More than anything else we mess up, spelling names wrong drives me crazy. I absolutely hate it. For one, it has the immediate effect of undermining our credibility with readers. How can you trust the rest of the information in the story if we missed something as basic as getting the names right?
I also hate it because it can never truly be "fixed." Often, a story about a person’s accomplishment, or a feature story about them, might be the only time in their life that they’ll be in the newspaper. It should be an article worth clipping, perhaps framing on their wall. But who wants to clip a keepsake with their name wrong? We always correct the errors on Page 2A, but it can’t repair what should have been a memorable recognition for someone.
And worse yet — these are almost always preventable errors.

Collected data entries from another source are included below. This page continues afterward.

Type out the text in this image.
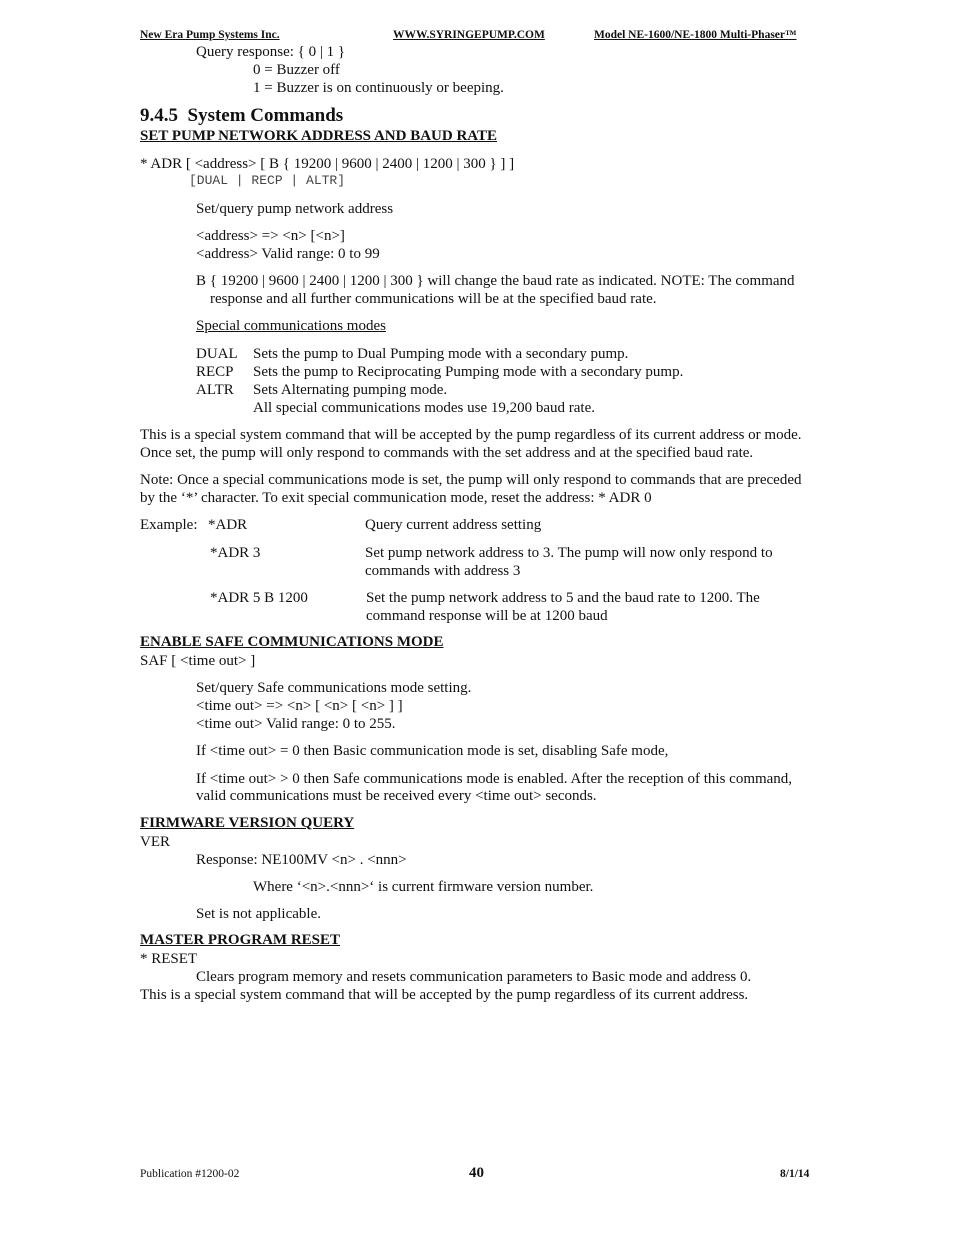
New Era Pump Systems Inc.	WWW.SYRINGEPUMP.COM	Model NE-1600/NE-1800 Multi-Phaser™
Query response: { 0 | 1 }
0 = Buzzer off
1 = Buzzer is on continuously or beeping.
9.4.5 System Commands
SET PUMP NETWORK ADDRESS AND BAUD RATE
* ADR [ <address> [ B { 19200 | 9600 | 2400 | 1200 | 300 } ] ]
[DUAL | RECP | ALTR]
Set/query pump network address
<address> => <n> [<n>]
<address> Valid range: 0 to 99
B { 19200 | 9600 | 2400 | 1200 | 300 } will change the baud rate as indicated. NOTE: The command
response and all further communications will be at the specified baud rate.
Special communications modes
DUAL Sets the pump to Dual Pumping mode with a secondary pump.
RECP Sets the pump to Reciprocating Pumping mode with a secondary pump.
ALTR Sets Alternating pumping mode.
All special communications modes use 19,200 baud rate.
This is a special system command that will be accepted by the pump regardless of its current address or mode.
Once set, the pump will only respond to commands with the set address and at the specified baud rate.
Note: Once a special communications mode is set, the pump will only respond to commands that are preceded
by the ‘*’ character. To exit special communication mode, reset the address: * ADR 0
Example: *ADR	Query current address setting
*ADR 3	Set pump network address to 3. The pump will now only respond to
commands with address 3
*ADR 5 B 1200	Set the pump network address to 5 and the baud rate to 1200. The
command response will be at 1200 baud
ENABLE SAFE COMMUNICATIONS MODE
SAF [ <time out> ]
Set/query Safe communications mode setting.
<time out> => <n> [ <n> [ <n> ] ]
<time out> Valid range: 0 to 255.
If <time out> = 0 then Basic communication mode is set, disabling Safe mode,
If <time out> > 0 then Safe communications mode is enabled. After the reception of this command,
valid communications must be received every <time out> seconds.
FIRMWARE VERSION QUERY
VER
Response: NE100MV <n> . <nnn>
Where ‘<n>.<nnn>‘ is current firmware version number.
Set is not applicable.
MASTER PROGRAM RESET
* RESET
Clears program memory and resets communication parameters to Basic mode and address 0.
This is a special system command that will be accepted by the pump regardless of its current address.
Publication #1200-02	40	8/1/14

Lately, we’ve been too sloppy with names. Copy Desk Chief Michael Roehrman keeps a monthly log of errors, and analyzes them for me and Managing Editor Theresa Johnson. I noted to him last week that we seem to have had a flurry of misspelled names lately, sometimes in stories, and sometimes in captions and headlines. Michael had just finished looking at July corrections, and noted that more than 40% of our errors were misspelled names.
As a result, Michael and I decided to tighten down our policy for reporters, editors, photographers and copy editors to verify that names have been verified. I’ll ask Michael to explain our new policy in greater depth for you. My expectation is that it helps us put an abrupt stop to the name misspellings.